|
|
|
|
|
by grogenaut
600 days ago
|
|
From what I've seen in Amazon it's pretty consistent that they do not blame the messenger which is what they consider the person who messed up. Usually that person is the last in a long series of decisions that could have prevented the issue, and thus why blame them. That is unless the person is a) acting with malice, b) is repeatedly shown a pattern of willful ignorance. IIRC, when one person took down S3 with a manual command overriding the safeguards the action was not to fire them but to figure out why it was still a manual process without sign off. Say what you will about Amazon culture, the ability to make mistakes or call them out is pretty consistently protected. |
|
It didn't override safeguards, but they sure wanted you to think that something unusual was done as part of the incident. What they executed was a standard operational command. The problem was, the components that that command interacted with had been creaking at the edges for years by that point. It was literally a case of "when", and not "if". All that happened was the command tipped it over the edge in combination with everything else happening as part of normal operational state.

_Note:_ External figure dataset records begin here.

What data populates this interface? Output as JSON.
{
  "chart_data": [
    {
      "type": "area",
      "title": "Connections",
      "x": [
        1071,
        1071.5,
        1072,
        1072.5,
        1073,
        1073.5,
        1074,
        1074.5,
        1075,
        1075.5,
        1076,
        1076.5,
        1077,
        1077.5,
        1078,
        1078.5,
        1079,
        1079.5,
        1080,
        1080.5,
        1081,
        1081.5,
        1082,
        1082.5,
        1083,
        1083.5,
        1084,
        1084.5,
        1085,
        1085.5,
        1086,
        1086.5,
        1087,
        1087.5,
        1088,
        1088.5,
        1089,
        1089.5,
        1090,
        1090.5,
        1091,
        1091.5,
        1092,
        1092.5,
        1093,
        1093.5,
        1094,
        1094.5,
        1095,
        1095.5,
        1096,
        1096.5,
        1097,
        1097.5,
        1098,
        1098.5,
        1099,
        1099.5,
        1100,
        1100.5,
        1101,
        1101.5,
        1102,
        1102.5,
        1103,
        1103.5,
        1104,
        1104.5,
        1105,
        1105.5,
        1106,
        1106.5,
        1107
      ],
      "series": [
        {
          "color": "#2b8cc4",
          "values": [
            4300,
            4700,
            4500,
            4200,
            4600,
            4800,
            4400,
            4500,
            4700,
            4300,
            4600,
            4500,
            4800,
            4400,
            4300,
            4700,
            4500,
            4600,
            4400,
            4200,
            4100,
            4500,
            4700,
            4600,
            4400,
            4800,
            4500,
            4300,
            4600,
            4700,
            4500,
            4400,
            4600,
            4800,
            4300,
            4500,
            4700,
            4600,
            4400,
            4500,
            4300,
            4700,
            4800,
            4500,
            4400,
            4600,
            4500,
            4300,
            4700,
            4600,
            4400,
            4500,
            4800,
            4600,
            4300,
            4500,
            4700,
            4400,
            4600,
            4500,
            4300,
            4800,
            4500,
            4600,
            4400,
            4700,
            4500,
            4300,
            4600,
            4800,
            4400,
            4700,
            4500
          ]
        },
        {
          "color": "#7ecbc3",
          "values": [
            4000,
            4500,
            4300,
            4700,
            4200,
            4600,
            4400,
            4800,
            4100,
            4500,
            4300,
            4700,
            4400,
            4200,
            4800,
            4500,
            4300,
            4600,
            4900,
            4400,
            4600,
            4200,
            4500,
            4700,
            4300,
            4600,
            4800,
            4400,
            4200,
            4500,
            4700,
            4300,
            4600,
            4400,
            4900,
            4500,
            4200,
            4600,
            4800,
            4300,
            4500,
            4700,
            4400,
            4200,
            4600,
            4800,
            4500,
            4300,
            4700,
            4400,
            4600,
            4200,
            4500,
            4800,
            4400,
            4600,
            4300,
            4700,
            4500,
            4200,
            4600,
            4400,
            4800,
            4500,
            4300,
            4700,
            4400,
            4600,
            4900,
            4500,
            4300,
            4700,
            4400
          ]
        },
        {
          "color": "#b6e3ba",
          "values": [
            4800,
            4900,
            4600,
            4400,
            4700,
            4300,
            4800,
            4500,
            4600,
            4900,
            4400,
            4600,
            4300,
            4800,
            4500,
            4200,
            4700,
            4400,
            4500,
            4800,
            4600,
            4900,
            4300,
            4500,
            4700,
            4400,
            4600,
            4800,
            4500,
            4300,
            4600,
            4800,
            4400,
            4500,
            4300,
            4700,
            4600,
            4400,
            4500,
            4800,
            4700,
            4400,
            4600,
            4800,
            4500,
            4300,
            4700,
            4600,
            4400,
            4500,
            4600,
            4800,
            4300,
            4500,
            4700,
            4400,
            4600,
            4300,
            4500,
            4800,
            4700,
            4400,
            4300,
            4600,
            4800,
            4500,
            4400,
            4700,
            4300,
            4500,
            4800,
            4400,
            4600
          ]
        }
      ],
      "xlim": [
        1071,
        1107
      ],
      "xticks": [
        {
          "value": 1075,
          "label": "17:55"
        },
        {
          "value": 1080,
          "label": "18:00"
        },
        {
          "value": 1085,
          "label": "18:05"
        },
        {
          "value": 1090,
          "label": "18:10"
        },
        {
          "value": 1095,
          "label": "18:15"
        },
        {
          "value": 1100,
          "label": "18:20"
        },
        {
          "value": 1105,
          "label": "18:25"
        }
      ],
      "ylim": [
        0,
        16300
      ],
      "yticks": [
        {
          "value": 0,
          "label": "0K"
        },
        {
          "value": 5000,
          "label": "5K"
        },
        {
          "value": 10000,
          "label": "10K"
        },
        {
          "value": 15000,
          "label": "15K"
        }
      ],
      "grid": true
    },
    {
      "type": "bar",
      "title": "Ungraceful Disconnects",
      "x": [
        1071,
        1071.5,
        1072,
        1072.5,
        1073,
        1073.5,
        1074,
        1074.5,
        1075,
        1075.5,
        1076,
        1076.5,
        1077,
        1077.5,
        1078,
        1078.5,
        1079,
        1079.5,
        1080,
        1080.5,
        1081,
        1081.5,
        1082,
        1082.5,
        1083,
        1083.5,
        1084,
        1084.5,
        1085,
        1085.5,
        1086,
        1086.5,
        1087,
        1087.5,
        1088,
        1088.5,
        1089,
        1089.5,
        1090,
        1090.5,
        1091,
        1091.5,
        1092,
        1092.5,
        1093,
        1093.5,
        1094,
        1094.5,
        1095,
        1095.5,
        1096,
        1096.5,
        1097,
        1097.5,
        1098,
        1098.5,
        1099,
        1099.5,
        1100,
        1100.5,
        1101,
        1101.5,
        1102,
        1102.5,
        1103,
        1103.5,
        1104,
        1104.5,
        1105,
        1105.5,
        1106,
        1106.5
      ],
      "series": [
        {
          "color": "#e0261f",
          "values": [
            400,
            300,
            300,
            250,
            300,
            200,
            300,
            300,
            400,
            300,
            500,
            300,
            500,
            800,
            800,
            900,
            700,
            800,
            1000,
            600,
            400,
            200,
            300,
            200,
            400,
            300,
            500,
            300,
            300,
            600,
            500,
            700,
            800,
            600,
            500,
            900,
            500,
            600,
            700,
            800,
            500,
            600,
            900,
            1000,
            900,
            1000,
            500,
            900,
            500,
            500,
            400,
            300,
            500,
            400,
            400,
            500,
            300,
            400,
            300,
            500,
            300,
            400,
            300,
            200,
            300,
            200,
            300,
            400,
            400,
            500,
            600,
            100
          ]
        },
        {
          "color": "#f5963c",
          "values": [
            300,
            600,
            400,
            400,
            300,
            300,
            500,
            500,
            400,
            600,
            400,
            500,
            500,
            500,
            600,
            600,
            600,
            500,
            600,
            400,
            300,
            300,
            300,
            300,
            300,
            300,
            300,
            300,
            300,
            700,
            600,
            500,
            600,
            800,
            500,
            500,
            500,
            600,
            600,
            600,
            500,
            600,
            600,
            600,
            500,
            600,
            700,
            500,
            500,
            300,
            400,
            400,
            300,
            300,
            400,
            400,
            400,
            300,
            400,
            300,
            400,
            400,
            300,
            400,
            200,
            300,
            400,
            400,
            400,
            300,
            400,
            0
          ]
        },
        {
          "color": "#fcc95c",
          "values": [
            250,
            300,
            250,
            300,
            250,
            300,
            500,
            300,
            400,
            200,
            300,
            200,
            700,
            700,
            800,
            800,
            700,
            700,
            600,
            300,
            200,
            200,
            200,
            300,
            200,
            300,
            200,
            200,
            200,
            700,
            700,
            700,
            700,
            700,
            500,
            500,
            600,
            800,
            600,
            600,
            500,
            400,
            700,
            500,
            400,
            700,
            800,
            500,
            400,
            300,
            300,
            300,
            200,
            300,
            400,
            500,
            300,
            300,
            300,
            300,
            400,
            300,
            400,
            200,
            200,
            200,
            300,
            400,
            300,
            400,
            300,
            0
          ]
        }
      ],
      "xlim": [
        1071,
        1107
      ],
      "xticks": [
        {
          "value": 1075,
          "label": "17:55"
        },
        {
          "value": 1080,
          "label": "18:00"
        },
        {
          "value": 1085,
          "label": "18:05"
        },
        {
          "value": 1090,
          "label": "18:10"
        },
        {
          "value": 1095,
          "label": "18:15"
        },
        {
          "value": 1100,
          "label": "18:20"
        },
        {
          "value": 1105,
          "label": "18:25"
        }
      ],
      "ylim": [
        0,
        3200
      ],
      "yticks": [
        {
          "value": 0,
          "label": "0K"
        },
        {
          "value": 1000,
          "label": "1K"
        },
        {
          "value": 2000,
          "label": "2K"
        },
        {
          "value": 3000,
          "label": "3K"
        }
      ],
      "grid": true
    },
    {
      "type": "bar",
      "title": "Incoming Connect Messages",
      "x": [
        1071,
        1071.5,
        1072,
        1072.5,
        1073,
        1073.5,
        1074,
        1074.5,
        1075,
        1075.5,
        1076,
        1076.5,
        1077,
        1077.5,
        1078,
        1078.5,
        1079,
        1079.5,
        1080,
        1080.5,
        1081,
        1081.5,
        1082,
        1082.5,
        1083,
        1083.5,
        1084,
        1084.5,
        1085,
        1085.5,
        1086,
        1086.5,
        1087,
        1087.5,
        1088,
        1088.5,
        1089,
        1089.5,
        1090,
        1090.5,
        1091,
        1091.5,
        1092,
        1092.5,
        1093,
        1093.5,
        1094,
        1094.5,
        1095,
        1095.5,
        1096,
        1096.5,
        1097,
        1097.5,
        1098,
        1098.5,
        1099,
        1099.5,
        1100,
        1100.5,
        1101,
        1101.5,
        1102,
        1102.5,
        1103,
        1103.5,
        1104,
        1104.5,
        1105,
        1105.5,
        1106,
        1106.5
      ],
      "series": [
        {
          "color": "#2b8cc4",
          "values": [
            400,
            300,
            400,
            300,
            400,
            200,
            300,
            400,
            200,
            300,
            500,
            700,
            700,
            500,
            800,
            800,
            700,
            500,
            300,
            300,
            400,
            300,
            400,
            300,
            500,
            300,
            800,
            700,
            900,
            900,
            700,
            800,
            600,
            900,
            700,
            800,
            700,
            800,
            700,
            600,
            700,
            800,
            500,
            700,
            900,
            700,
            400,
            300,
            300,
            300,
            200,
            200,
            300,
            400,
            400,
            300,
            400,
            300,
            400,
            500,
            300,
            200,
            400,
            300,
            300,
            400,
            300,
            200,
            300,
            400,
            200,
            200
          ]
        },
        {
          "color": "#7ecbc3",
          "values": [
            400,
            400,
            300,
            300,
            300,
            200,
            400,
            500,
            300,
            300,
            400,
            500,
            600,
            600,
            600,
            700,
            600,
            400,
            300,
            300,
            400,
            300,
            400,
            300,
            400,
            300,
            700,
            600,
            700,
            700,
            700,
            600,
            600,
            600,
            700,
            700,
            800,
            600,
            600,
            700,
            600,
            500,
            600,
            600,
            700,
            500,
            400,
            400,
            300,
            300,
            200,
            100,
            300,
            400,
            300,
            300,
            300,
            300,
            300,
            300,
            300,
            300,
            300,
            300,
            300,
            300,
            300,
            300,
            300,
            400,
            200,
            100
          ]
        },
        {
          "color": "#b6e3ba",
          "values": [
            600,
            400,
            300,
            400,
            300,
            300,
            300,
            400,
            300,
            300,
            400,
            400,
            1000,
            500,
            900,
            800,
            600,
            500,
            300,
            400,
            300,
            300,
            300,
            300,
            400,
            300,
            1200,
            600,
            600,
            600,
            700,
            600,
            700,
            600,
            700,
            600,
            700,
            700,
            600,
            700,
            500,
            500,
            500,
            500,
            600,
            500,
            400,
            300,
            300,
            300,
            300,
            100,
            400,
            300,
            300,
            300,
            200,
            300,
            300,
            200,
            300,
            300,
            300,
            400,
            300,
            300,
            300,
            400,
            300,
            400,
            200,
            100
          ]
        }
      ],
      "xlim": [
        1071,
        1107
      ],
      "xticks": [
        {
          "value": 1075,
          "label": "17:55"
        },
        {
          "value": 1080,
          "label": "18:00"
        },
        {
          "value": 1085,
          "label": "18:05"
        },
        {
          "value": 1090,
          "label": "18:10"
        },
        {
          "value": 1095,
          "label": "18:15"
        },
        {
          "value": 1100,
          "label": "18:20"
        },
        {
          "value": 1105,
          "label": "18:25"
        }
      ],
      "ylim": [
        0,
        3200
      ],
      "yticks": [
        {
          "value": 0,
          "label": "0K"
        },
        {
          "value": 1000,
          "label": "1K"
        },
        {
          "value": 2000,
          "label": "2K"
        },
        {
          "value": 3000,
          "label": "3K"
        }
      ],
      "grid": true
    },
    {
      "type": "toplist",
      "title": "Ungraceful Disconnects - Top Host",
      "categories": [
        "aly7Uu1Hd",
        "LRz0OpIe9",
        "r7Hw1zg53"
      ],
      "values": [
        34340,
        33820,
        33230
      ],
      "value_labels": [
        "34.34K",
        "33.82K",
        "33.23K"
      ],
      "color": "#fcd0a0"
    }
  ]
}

Engineering leadership had repeatedly raised the risk with further up the chain and no one was willing to put headcount to actually mitigating the problem. If blame was to be applied anywhere, it wasn't on the engineer following the run book that gave them a standard operational command to execute with standard values. They did exactly what they were supposed to.
Some credit where it's due, my understanding from folks I knew still in that space, is that S3 leadership started turning things around after that incident and started taking these risks and operational state seriously.